There are 24 different letters in the first cipher text and 24 different letter in the second one.

There are 42504 (24!/((24-5)! 5!)) possibilities to choose 5 letters from set of 24 different letters.

So this problem is solvable by the most basic brute-force checking all 42504 possibilities.

Each possibility is represented by a ciphertext from which 5 different letters has been removed.

(each 5-letter set represents possible guess for camouflage letters of which we get rid off)

We do not have to solve both ciphertexts, because if we found solution for the first one, then using same key for decryption we can decipher also the second one.

So there are 42504 possibilities to check for possible monoalphabetic substitution.
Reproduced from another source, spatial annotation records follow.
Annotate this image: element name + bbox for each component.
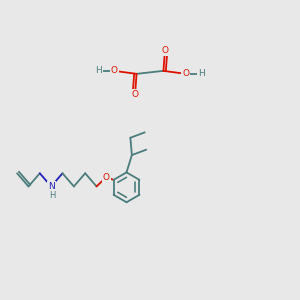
Text: H: H xyxy=(198,69,205,78)
Text: O: O xyxy=(111,66,118,75)
Text: O: O xyxy=(132,90,139,99)
Text: O: O xyxy=(182,69,189,78)
Text: H: H xyxy=(50,191,56,200)
Text: O: O xyxy=(161,46,168,55)
Text: N: N xyxy=(48,182,55,191)
Text: H: H xyxy=(95,66,102,75)
Text: O: O xyxy=(103,173,110,182)
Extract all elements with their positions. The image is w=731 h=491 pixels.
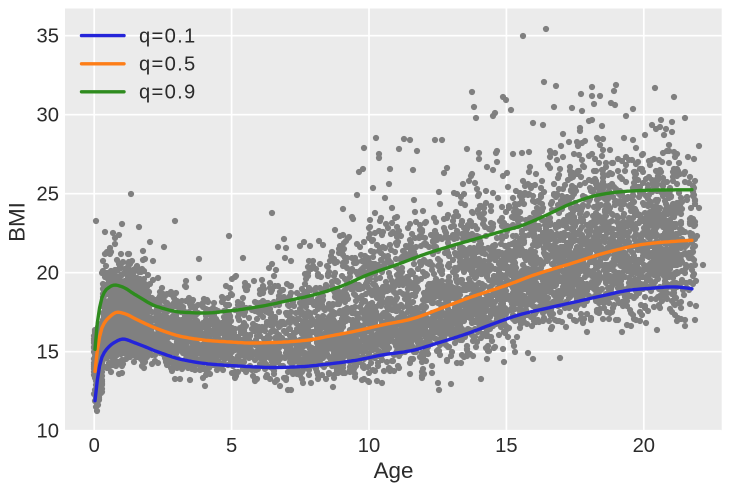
- svg-text:35: 35: [37, 26, 59, 48]
- svg-text:0: 0: [89, 435, 100, 457]
- svg-text:10: 10: [37, 421, 59, 443]
- svg-text:q=0.5: q=0.5: [139, 54, 197, 76]
- svg-text:BMI: BMI: [5, 202, 30, 242]
- svg-text:5: 5: [226, 435, 237, 457]
- svg-text:q=0.9: q=0.9: [139, 82, 197, 104]
- svg-text:25: 25: [37, 184, 59, 206]
- svg-text:15: 15: [495, 435, 517, 457]
- svg-text:20: 20: [633, 435, 655, 457]
- svg-text:30: 30: [37, 105, 59, 127]
- svg-text:15: 15: [37, 342, 59, 364]
- svg-text:Age: Age: [374, 458, 414, 483]
- svg-text:q=0.1: q=0.1: [139, 26, 197, 48]
- svg-text:20: 20: [37, 263, 59, 285]
- svg-text:10: 10: [358, 435, 380, 457]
I think it is possible to solve it by brute-force.

Another way to solve it:

The camouflage alphabet is very short compared to the plaintext alphabet. The shorter the camouflage alphabet is the bigger number of occurrence there is for particular letter of camouflage.

For example if camouflage alphabet was only one letter long, say "a", than to camouflage whole text we need to use it many times, which increase its occurrence it the ciphertext, so it means that the letter with the most frequency of occurrence would be with high probability the camouflage one.
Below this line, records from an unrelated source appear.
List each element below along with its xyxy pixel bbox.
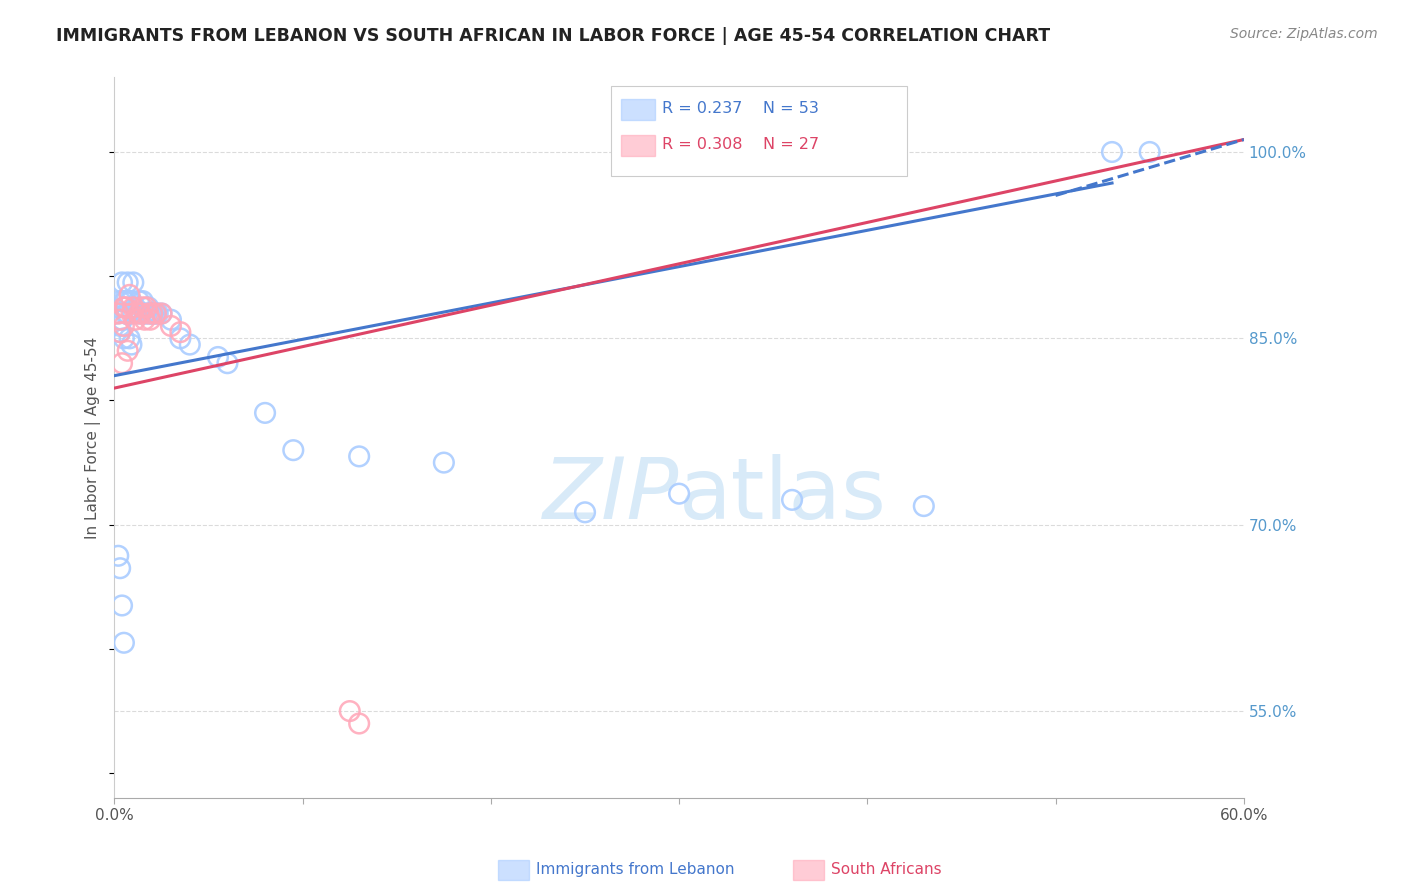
- Point: [135, 300, 157, 314]
- Text: Immigrants from Lebanon: Immigrants from Lebanon: [536, 863, 734, 877]
- Text: ZIP: ZIP: [543, 454, 679, 537]
- Point: [134, 306, 156, 320]
- Point: [112, 331, 135, 345]
- Point: [111, 356, 134, 370]
- Point: [111, 276, 134, 290]
- Point: [160, 318, 183, 333]
- Point: [347, 716, 370, 731]
- Point: [135, 306, 157, 320]
- Point: [111, 599, 134, 613]
- Point: [254, 406, 277, 420]
- Point: [108, 561, 131, 575]
- Point: [138, 306, 160, 320]
- Point: [120, 294, 142, 309]
- Point: [283, 443, 305, 458]
- Text: R = 0.308    N = 27: R = 0.308 N = 27: [662, 136, 820, 152]
- Point: [134, 312, 156, 326]
- Point: [114, 300, 136, 314]
- Point: [108, 325, 131, 339]
- Point: [108, 294, 131, 309]
- Point: [120, 306, 142, 320]
- Point: [129, 306, 152, 320]
- Point: [143, 306, 166, 320]
- Point: [207, 350, 229, 364]
- Point: [112, 636, 135, 650]
- Point: [129, 306, 152, 320]
- Point: [124, 300, 146, 314]
- Point: [125, 306, 148, 320]
- Point: [169, 331, 191, 345]
- Point: [128, 294, 150, 309]
- Point: [124, 312, 146, 326]
- Point: [780, 492, 803, 507]
- Point: [150, 306, 173, 320]
- Point: [828, 145, 851, 159]
- Point: [1101, 145, 1123, 159]
- Point: [347, 450, 370, 464]
- Point: [217, 356, 239, 370]
- Point: [112, 300, 135, 314]
- Point: [108, 325, 131, 339]
- Point: [179, 337, 201, 351]
- Point: [117, 343, 139, 358]
- Point: [111, 312, 134, 326]
- Point: [169, 325, 191, 339]
- Point: [138, 300, 160, 314]
- Point: [146, 306, 169, 320]
- Point: [128, 306, 150, 320]
- Point: [141, 306, 163, 320]
- Point: [132, 294, 155, 309]
- Point: [114, 306, 136, 320]
- Point: [160, 312, 183, 326]
- Point: [112, 318, 135, 333]
- Point: [141, 306, 163, 320]
- Point: [107, 306, 129, 320]
- Point: [145, 306, 167, 320]
- Point: [118, 288, 141, 302]
- Point: [574, 505, 596, 519]
- Text: Source: ZipAtlas.com: Source: ZipAtlas.com: [1230, 27, 1378, 41]
- Point: [122, 300, 145, 314]
- Point: [139, 306, 162, 320]
- Point: [112, 294, 135, 309]
- Point: [122, 306, 145, 320]
- Text: atlas: atlas: [679, 454, 887, 537]
- Point: [108, 312, 131, 326]
- Point: [1139, 145, 1161, 159]
- Text: IMMIGRANTS FROM LEBANON VS SOUTH AFRICAN IN LABOR FORCE | AGE 45-54 CORRELATION : IMMIGRANTS FROM LEBANON VS SOUTH AFRICAN…: [56, 27, 1050, 45]
- Point: [150, 306, 173, 320]
- Text: R = 0.237    N = 53: R = 0.237 N = 53: [662, 101, 818, 116]
- Point: [118, 331, 141, 345]
- Point: [118, 294, 141, 309]
- Point: [107, 549, 129, 563]
- Point: [433, 456, 456, 470]
- Point: [114, 294, 136, 309]
- Point: [912, 499, 935, 513]
- Point: [668, 486, 690, 500]
- Point: [132, 300, 155, 314]
- Y-axis label: In Labor Force | Age 45-54: In Labor Force | Age 45-54: [86, 336, 101, 539]
- Point: [112, 300, 135, 314]
- Point: [120, 337, 142, 351]
- Point: [145, 306, 167, 320]
- Point: [108, 318, 131, 333]
- Point: [117, 306, 139, 320]
- Text: South Africans: South Africans: [831, 863, 942, 877]
- Point: [107, 306, 129, 320]
- Point: [117, 276, 139, 290]
- Point: [122, 276, 145, 290]
- Point: [139, 312, 162, 326]
- Point: [141, 306, 163, 320]
- Point: [339, 704, 361, 718]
Here we have camouflage alphabet of length 5, which means that there is high probability that letters that represents camouflage are among the more frequent letters.
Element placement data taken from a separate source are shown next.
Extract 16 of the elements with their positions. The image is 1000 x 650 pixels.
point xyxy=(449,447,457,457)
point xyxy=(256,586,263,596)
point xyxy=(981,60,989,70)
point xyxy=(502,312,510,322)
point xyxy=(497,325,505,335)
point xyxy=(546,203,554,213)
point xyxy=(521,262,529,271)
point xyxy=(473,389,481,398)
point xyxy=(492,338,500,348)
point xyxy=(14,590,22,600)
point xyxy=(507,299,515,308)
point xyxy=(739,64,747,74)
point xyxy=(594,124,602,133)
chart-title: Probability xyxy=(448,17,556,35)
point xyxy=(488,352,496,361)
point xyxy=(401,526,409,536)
Other way said, letters in ciphertext with small frequency are most likely the meaningful one (i.e. not camouflage). But there is still chance that, say ,one letter of camouflage can occur among the letters of small frequency.

So we count occurrence of letters of both ciphertexts **separately**, then choose upper bound for occurrence, say 3, and we presume that all characters that occur less or equal to 3 are the meaningful one.

Other way said, we presume that all camouflage letter are among letters of occurrence 4 or more.

So we have two sets… one set represents most frequent letters from first cipher text and second one from second ciphertext.

We know that both ciphertext contain same letters of camouflage, so we make an intersection of the mentioned two sets. This intersection reduces the possibilities of letters from we have to choose 5 letters that represents camouflage.

So now we do not have to check all 42504 cases, but we reduced it to number slightly bigger than 100 possibilities to check. (we do not have to choose 5 from 24, but 5 from much smaller number)

Now we can use brute-force attack only on those reduced set.

But we have additional information that there is a word of same spelling in both ciphertexts and we know that plaintexts have same meaning so it is probable that there are words in English which have their equivalents in German. All this additional should help you to find the solution even without a brute-force.

Hope it is understandable. My Explanation in English is limited.

If this was not enough then I will disclose one letter of camouflage, but I hope this would not be necessary.